Yesterday AAPOR released The AAPOR Task Force on Non-Probability Sampling, which was summarized in a session in Boston today at the annual conference. The committee was co-chaired by Reg Baker and J. Michael Brick, who both presented.
In 2010, the AAPOR report on opt-in panels said that panels were not reliable for point estimates. One of the followups was to explore non-probability samples in more detail. “The mission was to examine the conditions under which various survey designs that do not use probability samples have scientific merit, that is, the methods produce study estimates that have desirable statistical properties for making inferences to a larger population.” The report, by design, did not focus on probability samples under suboptimal conditions, did not define non-probability sampling as the online mode, and did not include social media sampling.
The report looked at convenience samples, sample matching, network sampling, estimation and weight adjustment methods, measures of quality and fit for purpose. Some conclusions:
- Unlike probability sampling, there is no single framework that adequately encompasses all non-probability sampling.
- Researchers and other data users may find it useful to think of different approaches as falling on a continuum of expected accuracy.
- Transparency is essential. It’s even more important, given the differences in types of non-probability methodologies.
- Making inferences for any probability or non-probability survey requires some reliance on modeling assumptions.
- The most promising models deal with challenges in both sampling and estimation.
- Model-based methods may be used infrequently because of the requirement of statistical expertise.
- Fit for purpose is an important concept for judging survey quality.
- Research into non-probability methods should focus on the sampling techniques. “We heard the most vocal criticism of non-probability samples from other suppliers who use non-probability samples!” said Michael.
- Total Survey Error may not be the right framework for evaluating non-probability samples.
- Evidence of accuracy varies by domain (e.g., elections, healthcare, etc.).
- Appropriateness for making inferences rests on the assumptions underlying the model and deviations from those assumptions affect specific estimates.
Gary Langer commented that this might be an effort to find the usability of non-probability sampling rather than impartially evaluate it. To this, Reg pled “Guilty as charged,” saying that the task force asked if there were items worth exploring to find value from non-probability sampling. Gary had also argued that election polls are in effect models of a population that does not yet exist and so therefore are not true surveys. To Gary’s criticism of the lack of a theoretical foundation, Michael pointed out that sample matching is a model with a theoretical foundation.

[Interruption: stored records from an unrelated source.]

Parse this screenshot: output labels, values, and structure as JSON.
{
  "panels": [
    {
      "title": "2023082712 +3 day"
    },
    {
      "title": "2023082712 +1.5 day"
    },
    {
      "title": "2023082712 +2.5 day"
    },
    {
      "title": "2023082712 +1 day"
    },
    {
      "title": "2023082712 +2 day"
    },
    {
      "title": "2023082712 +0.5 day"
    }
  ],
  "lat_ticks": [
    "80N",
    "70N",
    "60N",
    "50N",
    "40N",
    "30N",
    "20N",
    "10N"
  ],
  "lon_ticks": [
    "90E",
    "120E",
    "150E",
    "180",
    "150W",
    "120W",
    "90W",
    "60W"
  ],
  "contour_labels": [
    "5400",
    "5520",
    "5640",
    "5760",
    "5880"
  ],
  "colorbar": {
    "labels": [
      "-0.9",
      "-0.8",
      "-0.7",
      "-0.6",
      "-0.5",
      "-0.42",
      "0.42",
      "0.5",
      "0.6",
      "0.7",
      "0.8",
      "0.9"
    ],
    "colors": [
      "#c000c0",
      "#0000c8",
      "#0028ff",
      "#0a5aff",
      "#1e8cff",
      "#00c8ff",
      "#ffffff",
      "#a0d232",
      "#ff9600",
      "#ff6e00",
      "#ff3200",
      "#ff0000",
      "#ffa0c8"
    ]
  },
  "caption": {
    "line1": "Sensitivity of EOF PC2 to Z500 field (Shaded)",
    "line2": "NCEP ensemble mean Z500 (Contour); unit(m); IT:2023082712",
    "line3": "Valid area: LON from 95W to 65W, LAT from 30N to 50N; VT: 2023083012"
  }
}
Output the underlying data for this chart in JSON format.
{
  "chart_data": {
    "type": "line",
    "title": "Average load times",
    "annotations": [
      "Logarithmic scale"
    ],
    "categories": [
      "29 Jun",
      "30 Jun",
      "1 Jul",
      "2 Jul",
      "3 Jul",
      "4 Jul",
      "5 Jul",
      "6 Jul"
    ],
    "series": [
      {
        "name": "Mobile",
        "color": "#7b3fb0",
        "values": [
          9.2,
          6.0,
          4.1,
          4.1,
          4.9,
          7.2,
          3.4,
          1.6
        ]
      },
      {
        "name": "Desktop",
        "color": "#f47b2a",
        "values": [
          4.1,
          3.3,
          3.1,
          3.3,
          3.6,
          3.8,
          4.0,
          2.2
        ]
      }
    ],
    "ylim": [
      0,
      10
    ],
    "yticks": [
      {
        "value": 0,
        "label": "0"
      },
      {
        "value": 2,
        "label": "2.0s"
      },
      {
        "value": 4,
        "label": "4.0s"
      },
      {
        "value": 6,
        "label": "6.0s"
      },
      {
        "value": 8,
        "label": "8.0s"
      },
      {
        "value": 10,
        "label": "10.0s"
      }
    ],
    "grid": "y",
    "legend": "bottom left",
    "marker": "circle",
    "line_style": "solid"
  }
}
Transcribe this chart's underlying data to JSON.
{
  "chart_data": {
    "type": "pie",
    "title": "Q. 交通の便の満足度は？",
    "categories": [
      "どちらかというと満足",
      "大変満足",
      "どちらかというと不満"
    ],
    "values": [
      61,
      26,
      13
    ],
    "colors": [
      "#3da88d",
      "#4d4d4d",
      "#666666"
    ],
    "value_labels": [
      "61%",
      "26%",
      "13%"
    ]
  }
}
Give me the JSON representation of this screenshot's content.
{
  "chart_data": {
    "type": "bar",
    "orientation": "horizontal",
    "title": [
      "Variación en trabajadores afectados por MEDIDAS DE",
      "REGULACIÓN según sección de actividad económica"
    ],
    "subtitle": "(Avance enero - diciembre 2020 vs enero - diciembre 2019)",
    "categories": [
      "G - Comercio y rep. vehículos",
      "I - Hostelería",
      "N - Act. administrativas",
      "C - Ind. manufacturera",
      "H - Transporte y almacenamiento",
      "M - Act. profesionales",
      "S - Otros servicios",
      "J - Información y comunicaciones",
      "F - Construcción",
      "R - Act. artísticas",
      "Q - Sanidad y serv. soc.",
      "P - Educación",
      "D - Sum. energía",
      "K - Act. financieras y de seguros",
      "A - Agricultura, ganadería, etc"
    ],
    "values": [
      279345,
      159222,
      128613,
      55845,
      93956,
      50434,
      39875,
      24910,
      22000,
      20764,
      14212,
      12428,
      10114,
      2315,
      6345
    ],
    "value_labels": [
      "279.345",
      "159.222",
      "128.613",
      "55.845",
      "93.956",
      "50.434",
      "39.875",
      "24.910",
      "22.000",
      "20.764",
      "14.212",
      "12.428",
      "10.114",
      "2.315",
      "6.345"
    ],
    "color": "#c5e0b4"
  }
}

Reg said, “There will never be a non-probability model that works for every single topic. The models must reflect the interests in the survey. For instance, for a healthcare survey of ten waves with 100,000 interviews, we developed a model to allow use of panel. We parallel tested and it works really well. You can afford to do that for a survey with 100,000 interviews but you can’t afford to do it for a one-off survey with 1,500 responses. It is hard for me to conceive of a model that will produce good estimates for all those different topics because the adjustment is designed to balance the co-variates that matter.” Michael added, “There will not be a common crank to drag out good estimates.”
Steve Gittleman said, “Digital data is sliding down the street like an iceberg. It has no sample whatsoever. We need to get into it before the next three years: Google and Facebook, those little guys, can’t get ignored.” Reg said, “For those who got up at 8 am to hear it, the Census is moving to Big Data. If you want to stretch your mind, the Internet of Things is coming, and there are a lot people in Steve’s part of the industry who think that Big Data will make surveys easier in the beginnning but less relevant in the end.”
A comment from Barry Feinberg makes a fitting conclusion. “Probability surveys are the real way to have external validity, but some who use non-probability surveys claim that they have external validity and so we need to examine that claim. The alchemist attempted to turn base metals into gold and silver, to turn a sow’s ear into a golden purse. They did not succeed. But they did suceed at discovering experimental techniques that led to chemistry and modern medicine. This is an alchemist’s situation, and I don’t believe we can turn non-probability surveys into probability samples, but we might discover something worthwhile along the way.”